Elizabeth Kubler-Ross once broke down the approach of death into five stages: denial, anger, bargaining, depression and acceptance. One can see each of these stages illustrated here in Ponette’s journey, too, never with a heavy hand and in very much the same order. Some of the film’s most fascinating scenes have her on the playground with her classmates, navigating this process. The film is filled with nominal talk of God and Jesus, and Heaven–both the adults and the kids indulge in this–and we get the sense that Ponette is alternately comforted, confused and infuriated by some of this stuff (at one point, she chides a teacher for feeding her lies). One bossy girl sends Ponette on a playground obstacle course where the ground is a lava pit of Hell, and where there are only scattered islands of safety to which to jump. Her nominal “boyfriend” Mathias listens as she expresses her mind-twisting sadness, and then he kisses her cheek, comforting her in a scene of such aching intimacy that we’re both amused and relieved when he decides to give her his most prized possession: a Batman toy. “You’re nutty, but nice,” he says. All of this dovetails in a superb scene where Mathias and Carla decide to give Ponette one final test, exiling her to a trash bin for five minutes, to replicate the feeling of death and to strengthen her bravery. Just when we think the film is being unimaginably cruel, her friends find pity for the weeping Ponette and rescue her, excitedly telling her she’s passed muster (and Doillon even finds it possible to wring some laughs from the situation).

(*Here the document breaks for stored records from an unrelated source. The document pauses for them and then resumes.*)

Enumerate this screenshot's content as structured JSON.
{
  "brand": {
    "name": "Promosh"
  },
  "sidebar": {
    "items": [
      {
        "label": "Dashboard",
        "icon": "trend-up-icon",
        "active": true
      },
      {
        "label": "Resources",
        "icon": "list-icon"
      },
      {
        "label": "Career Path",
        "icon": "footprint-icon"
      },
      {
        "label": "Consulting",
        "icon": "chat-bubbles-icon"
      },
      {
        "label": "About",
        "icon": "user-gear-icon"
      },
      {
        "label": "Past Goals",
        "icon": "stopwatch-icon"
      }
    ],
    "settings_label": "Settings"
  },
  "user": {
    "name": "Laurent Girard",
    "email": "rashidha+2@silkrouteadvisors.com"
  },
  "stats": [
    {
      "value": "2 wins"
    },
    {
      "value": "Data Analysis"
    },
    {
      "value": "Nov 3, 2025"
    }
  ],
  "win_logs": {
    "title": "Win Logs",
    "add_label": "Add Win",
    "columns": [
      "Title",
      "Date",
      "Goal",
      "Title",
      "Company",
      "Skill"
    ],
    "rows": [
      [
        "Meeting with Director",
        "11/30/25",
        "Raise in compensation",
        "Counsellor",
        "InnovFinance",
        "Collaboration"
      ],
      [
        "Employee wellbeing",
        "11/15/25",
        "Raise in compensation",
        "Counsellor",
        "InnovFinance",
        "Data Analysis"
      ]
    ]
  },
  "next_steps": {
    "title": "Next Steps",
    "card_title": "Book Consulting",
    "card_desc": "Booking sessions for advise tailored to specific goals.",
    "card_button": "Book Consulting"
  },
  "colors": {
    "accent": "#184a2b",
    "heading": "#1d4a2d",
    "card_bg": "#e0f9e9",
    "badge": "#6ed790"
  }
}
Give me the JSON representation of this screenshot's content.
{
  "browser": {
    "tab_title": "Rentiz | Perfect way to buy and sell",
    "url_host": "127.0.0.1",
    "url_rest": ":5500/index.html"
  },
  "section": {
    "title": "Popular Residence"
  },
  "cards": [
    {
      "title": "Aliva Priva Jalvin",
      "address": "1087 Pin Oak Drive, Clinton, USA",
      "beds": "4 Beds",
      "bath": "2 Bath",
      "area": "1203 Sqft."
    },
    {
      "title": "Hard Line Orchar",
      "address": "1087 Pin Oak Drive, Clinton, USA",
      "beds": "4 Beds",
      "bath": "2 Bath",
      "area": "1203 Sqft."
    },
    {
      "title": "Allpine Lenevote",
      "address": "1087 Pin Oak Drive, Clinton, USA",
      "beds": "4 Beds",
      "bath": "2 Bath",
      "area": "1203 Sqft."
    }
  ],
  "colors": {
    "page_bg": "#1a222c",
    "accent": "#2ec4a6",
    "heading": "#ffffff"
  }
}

To imagine Doillon actually writing this movie–well, it’s nearly unthinkable because he’s got the strange logic and cadence of childhood thought and speech down perfectly. There’s no way that the film was improvised–we know that’s just not an option–yet everything feels ridiculously authentic. We’re forced into realizing that this filmmaker has got a preternatural connection to the world of childhood (and, again, I can’t stress enough the intelligence he shows with his always-close-to-the ground camera, as well as his light hand with Phillippe Sarde’s gentle score). I love the scene where a group of girls are having a giggly but somehow mature nighttime talk about boys and then, later, try and hoodwink Mathias into “marriage” with Carla (“You’re like daddies,” one girl tells him. “You don’t like love,” and then another girl takes offense: “My daddy likes love”). But then we’re stunned when a playground bully produces a pretty realistic toy gun and then pushes Ponette around, blaming her for her mother’s death. This is rough going here, and unlike anything ever seen in cinema–lithe, but mean.

Still, the moments in which Thivisol, alone, commands the screen are the film’s jewels (and she’s in nearly every shot, often in extreme close-up). The pain and turmoil on her frankly adorable face are imminently palpable throughout, and her tears are a real trial for the filmgoer. This is not a movie to watch lightly. And just when Ponette’s depression gets absolutely unbearable–to the point where she discusses with Mathias her wish to die, and then later begins digging in the dirt to join her mother–Doillon provides us with a release valve for all this unrelenting sadness and tension. It’s a twist that’s totally believable, and totally welcome, and it leads Ponette to the only place she really can go–to a nook where she can learn to live again.